Australia legend Shane Warne has criticised Yasir Shah and Pakistan for what he described as negative tactics on day three of the first Commonwealth Bank Test at the Gabba.

The Wide World of Sports commentator, who has mentored the 30-year-old wrist spinner, was left less than impressed by the tourists’ approach in Australia’s second innings.

Shah is the world’s best active leg-spinner and entered the match in Brisbane with 116 wickets from 20 Tests at 27.89.

But Warne, who claimed 708 wickets from 145 Tests during a decorated career, accused Yasir of being a slow learner after he sent down 43.1 overs in the first innings as Australia piled on 429.

“When you play in a new country where you haven’t played and you want to learn how to bowl there, you’ve got to learn from the first innings,” Warne said on Channel 9.

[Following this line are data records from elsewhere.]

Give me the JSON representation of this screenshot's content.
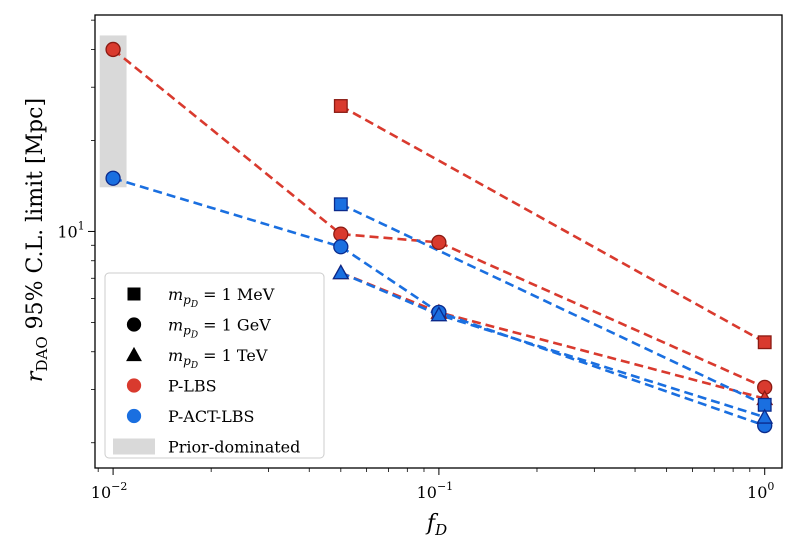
{
  "chart_data": {
    "type": "line",
    "title": "",
    "xlabel": "f_D",
    "ylabel": "r_DAO 95% C.L. limit [Mpc]",
    "xscale": "log",
    "yscale": "log",
    "xlim": [
      0.0088,
      1.13
    ],
    "ylim": [
      1.65,
      52
    ],
    "x_ticks": [
      {
        "value": 0.01,
        "base": "10",
        "exp": "−2"
      },
      {
        "value": 0.1,
        "base": "10",
        "exp": "−1"
      },
      {
        "value": 1,
        "base": "10",
        "exp": "0"
      }
    ],
    "y_ticks": [
      {
        "value": 10,
        "base": "10",
        "exp": "1"
      }
    ],
    "colors": {
      "P-LBS": "#d93a2e",
      "P-ACT-LBS": "#1a6fe0",
      "prior": "#d9d9d9"
    },
    "series": [
      {
        "name": "P-LBS, m = 1 MeV",
        "dataset": "P-LBS",
        "mass": "1 MeV",
        "marker": "square",
        "x": [
          0.05,
          1
        ],
        "y": [
          26.0,
          4.3
        ]
      },
      {
        "name": "P-LBS, m = 1 GeV",
        "dataset": "P-LBS",
        "mass": "1 GeV",
        "marker": "circle",
        "x": [
          0.01,
          0.05,
          0.1,
          1
        ],
        "y": [
          40.0,
          9.8,
          9.2,
          3.05
        ]
      },
      {
        "name": "P-LBS, m = 1 TeV",
        "dataset": "P-LBS",
        "mass": "1 TeV",
        "marker": "triangle",
        "x": [
          0.05,
          0.1,
          1
        ],
        "y": [
          7.3,
          5.4,
          2.8
        ]
      },
      {
        "name": "P-ACT-LBS, m = 1 MeV",
        "dataset": "P-ACT-LBS",
        "mass": "1 MeV",
        "marker": "square",
        "x": [
          0.05,
          1
        ],
        "y": [
          12.3,
          2.67
        ]
      },
      {
        "name": "P-ACT-LBS, m = 1 GeV",
        "dataset": "P-ACT-LBS",
        "mass": "1 GeV",
        "marker": "circle",
        "x": [
          0.01,
          0.05,
          0.1,
          1
        ],
        "y": [
          15.0,
          8.9,
          5.4,
          2.28
        ]
      },
      {
        "name": "P-ACT-LBS, m = 1 TeV",
        "dataset": "P-ACT-LBS",
        "mass": "1 TeV",
        "marker": "triangle",
        "x": [
          0.05,
          0.1,
          1
        ],
        "y": [
          7.3,
          5.3,
          2.43
        ]
      }
    ],
    "prior_region": {
      "x": [
        0.0091,
        0.011
      ],
      "y": [
        14.0,
        44.5
      ]
    },
    "legend": {
      "position": "lower-left",
      "entries": [
        {
          "label_base": "m",
          "label_sub": "p",
          "label_subsub": "D",
          "label_rest": " = 1 MeV",
          "marker": "square",
          "color": "#000000"
        },
        {
          "label_base": "m",
          "label_sub": "p",
          "label_subsub": "D",
          "label_rest": " = 1 GeV",
          "marker": "circle",
          "color": "#000000"
        },
        {
          "label_base": "m",
          "label_sub": "p",
          "label_subsub": "D",
          "label_rest": " = 1 TeV",
          "marker": "triangle",
          "color": "#000000"
        },
        {
          "label": "P-LBS",
          "marker": "circle",
          "color": "#d93a2e"
        },
        {
          "label": "P-ACT-LBS",
          "marker": "circle",
          "color": "#1a6fe0"
        },
        {
          "label": "Prior-dominated",
          "marker": "patch",
          "color": "#d9d9d9"
        }
      ]
    }
  },
  "axis_text": {
    "x_label_main": "f",
    "x_label_sub": "D",
    "y_label_main": "r",
    "y_label_sub": "DAO",
    "y_label_rest": " 95% C.L. limit [Mpc]"
  }
}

“Yasir Shah bowled 40-odd overs, took a couple of wickets, bowled better than that, but he’s started exactly the same way to the left-handers (in the second innings).

“He’s got a 6-3 field on the on-side and he’s bowling outside leg stump to the left-handers. I just can’t believe that.


“We saw Nathan Lyon turn and bounce the ball, too, so Yasir Shah would have thought, ‘Ok, the question I need to ask myself, how am I getting left-handers out?’

“Bowled, LBW, bat pad, caught slip – you’re not going to get that if you’re bowling a foot outside leg stump.

“I just can’t believe he hasn’t learnt that from the first innings. It’s really disappointing because he’s a smart cricketer.

“He’s the best spin bowler in the world at the moment and he’s just not learning quick enough.”

An attacking slow bowler, Shah was dropped for the second Test of Pakistan’s tour of New Zealand as they opted for a four-pronged pace attack on a green seaming Seddon Park pitch in Hamilton.

Doubt also surrounded Shah’s fitness in the lead up to the first Test after he sent a scare through the Pakistan camp when he pulled up with a back injury ahead of their opening tour match against a Cricket Australia XI in Cairns earlier this month.

Shah was declared fit for his first Test in Australia, but Steve Smith was unconvinced the conditions at the Gabba would be favourable.

“He’s a class bowler. He’s pretty accurate as a leg-spinner, he’s got good skills and we’re going to have to be wary of him in this series,” Australia skipper Smith said.

“At the Gabba you’ll get a bit of extra bounce as a spin bowler, and that can play in your favour as a spin bowler but it can also play against you – your length has to be spot on.

“Generally there isn’t too much turn, it’s more bounce, so length is crucial and if you’re slightly off your length, (batsmen) can really cash in down the wicket and square of the wicket as well.

“So he’s going to have to be pretty accurate.”

Smith scored 40 of his 130 first-innings runs against Yasir, the most off any one Pakistan bowler, while Peter Handscomb also cashed in during his maiden Test century.

Warne said there was enough in the wicket for Shah “to cause the Aussies some real hassle”.

“To use him in a defensive manner, sure there’s a time and place for that, but right now when you’re trying to get back into the game – the only way you can do that is take these wickets,” said Warne, pointing to Australia’s 287-run first innings lead.

“Who’s coming up with these plans? Is it the captain? Is it the bowler? You’ve got to ask the question because it just doesn’t make any sense.”

Pakistan are chasing their first series victory in Australia and has not won a Test here since 1995.

The under-fire Pakistan leg-spinner did hit back to claim the Australian skipper’s wicket on the third afternoon – but not before he has helped Australia extend their lead beyond 400 with a quick-fire 63 from 70 balls.